Cultura

Frederick Wiseman: “Bem ou mal, o que quero é fazer filmes”

"Se Trump ganhar será um desastre para o mundo inteiro", diz o realizador de 94 anos Foto: Arquivo/Global Imagens

Lendário cineasta norte-americano regressa à ficção com “Um Casal”, um filme que aborda a correspondência entre Tolstoi e a mulher.

É um dos mais belos objetos fílmicos que se encontram em exibição nas salas de cinema. “Um Casal” filma Sophia Tolstoi, interpretada pela atriz francesa Nathalie Boutefeu, lendo a correspondência que manteve com o marido, o escritor Leo Tolstoi. O filme é uma das últimas realizações de Frederick Wiseman, um dos maiores documentaristas que o cinema jamais conheceu e que, aos 94 anos, volta a interessar-se pela ficção. O JN esteve a falar com o realizador norte-americano, há duas décadas radicado em Paris.

É mais conhecido como documentarista. Porquê este novo interesse pela ficção?

É a segunda que faço. Em 2002 já tinha feito uma ficção, “A Última Carta”, baseado em alguns capítulos de um romance de Vasiliy Grossman, um grande escritor.

E agora, o que o motivou?

Fiz este filme durante o covid. Precisava de trabalhar. Filmámos numa ilha em Inglaterra onde não havia covid. Não acredito que as pessoas tenham de ser separadas por categorias. Em França chegaram a dizer que eu não tinha direito a fazer um filme de ficção, porque sou documentarista. Acho isso até cómico. Sou um realizador de cinema, faço o que me apetecer. Bem ou mal, é o que eu quero fazer. Faço filmes, é só isso.

Como é que descobriu estas cartas do Tolstoi?

Foi a Nathalie Boutefeu que me passou o livro, pensando que talvez pudéssemos fazer um filme. Nós já tínhamos colaborado, em 2007, numa peça de teatro baseada nas cartas e nos poemas de Emily Dickinson.
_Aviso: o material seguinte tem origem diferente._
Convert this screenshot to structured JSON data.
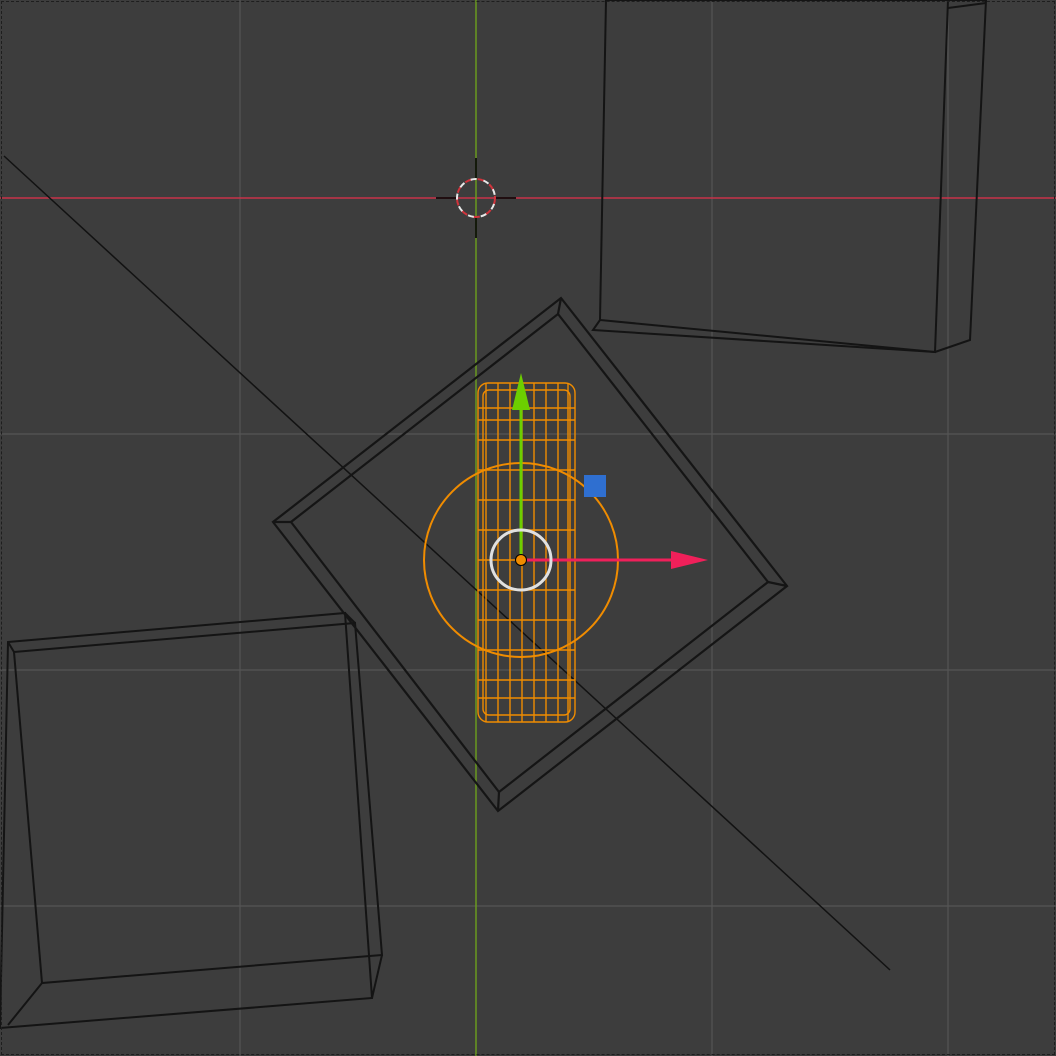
{
  "viewport": {
    "view": "top-orthographic",
    "shading": "wireframe"
  },
  "colors": {
    "background": "#3d3d3d",
    "grid": "#555555",
    "x_axis": "#c8334a",
    "y_axis": "#6a9a1e",
    "selection": "#f08c00",
    "gizmo_x": "#f0205a",
    "gizmo_y": "#6ccf00",
    "gizmo_z": "#2f6fd0",
    "wire": "#121212",
    "cursor_red": "#d0343c",
    "cursor_white": "#e8e8e8"
  },
  "objects": {
    "selected": "cylinder-object",
    "wireframes": [
      "cube-top-right",
      "cube-bottom-left",
      "plane-rotated",
      "camera-line"
    ]
  },
  "icons": {
    "cursor": "3d-cursor-icon",
    "pivot": "object-origin-icon",
    "gizmo": "transform-gizmo-icon"
  }
}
Ficámos amigos e discutimos a possibilidade de fazer um filme juntos.

Como é que procederam à adaptação do livro?

O livro é enorme, são mais de 800 cartas. Lemo-las todas mas não sabíamos ainda quais iriamos escolher e em que ordem é que seriam lidas. Escolhemos aquelas que revelariam melhor o tipo de relação que eles tinham. A primeira versão do argumento tinha uma centena de páginas, que trabalhei em termos de estrutura até chegar à versão final, com cerca de trinta páginas.

Está habituado a filmar o real, que vê à sua volta. Quais são os principais desafios, quando faz ficção?

Depende sempre do que se quer filmar. Escolho o tema e depois penso em como é que o vou filmar. Como é que quero contar aquela história em termos visuais.

Os seus documentários são conhecidos pela sua longa duração. Esta ficção, como a outra que tinha realizado, é bastante mais curta…

A duração de um filme depende da matéria com que se está a trabalhar. Nunca digo a mim mesmo que vou fazer um filme de uma, três ou seis horas. É o tema que acaba por impor a duração do filme. Não estou agarrado a uma duração em particular.

Há quase 60 anos que filma as instituições americanas. Têm evoluído da forma como esperava?

Não posso responder, porque nunca volto aos locais onde já filmei. Posso dizer que sou um estudioso das instituições que filmo, mas no momento em que as filmo. Nunca volto, para saber o que se passou depois.

Agora vive em França, pode dizer-se que exilou dos Estados Unidos. É muito provável que Donald Trump volte à Casa Branca. Sente-se cada vez mais afastado da América?

Eu gosto de viver em Paris. Mas volto todos os anos aos Estados Unidos, a festivais e coisas assim. Estou muito perturbado com a ideia de Trump voltar. Espero que o julgamento que está a decorrer lhe cause danos. Os estudantes também se estão a revoltar. Espero que ele não ganhe, se ganhar será um desastre para o mundo inteiro.

Como é que se sente em França? A situação política também não é famosa…

Mas não é tão má como na América. O Macron não é o Trump. Mas há a possibilidade da Marine Le Pen ganhar as próximas eleições, daqui a dois anos e meio. Mas ainda percebo muito melhor a política americana do que a política francesa.

Pode partilhar algumas memórias das suas várias passagens por Portugal?

Estive em Portugal várias vezes, em eventos organizados pelo meu amigo José Manuel Costa. Tenho tantas memórias. Lembro-me de atravessar o rio de barco e olhar para as luzes da cidade de Lisboa do outro lado, a beber um café. De ir comer a bons restaurantes e ouvir boa música. E de conversar com as pessoas depois da exibição dos meus filmes.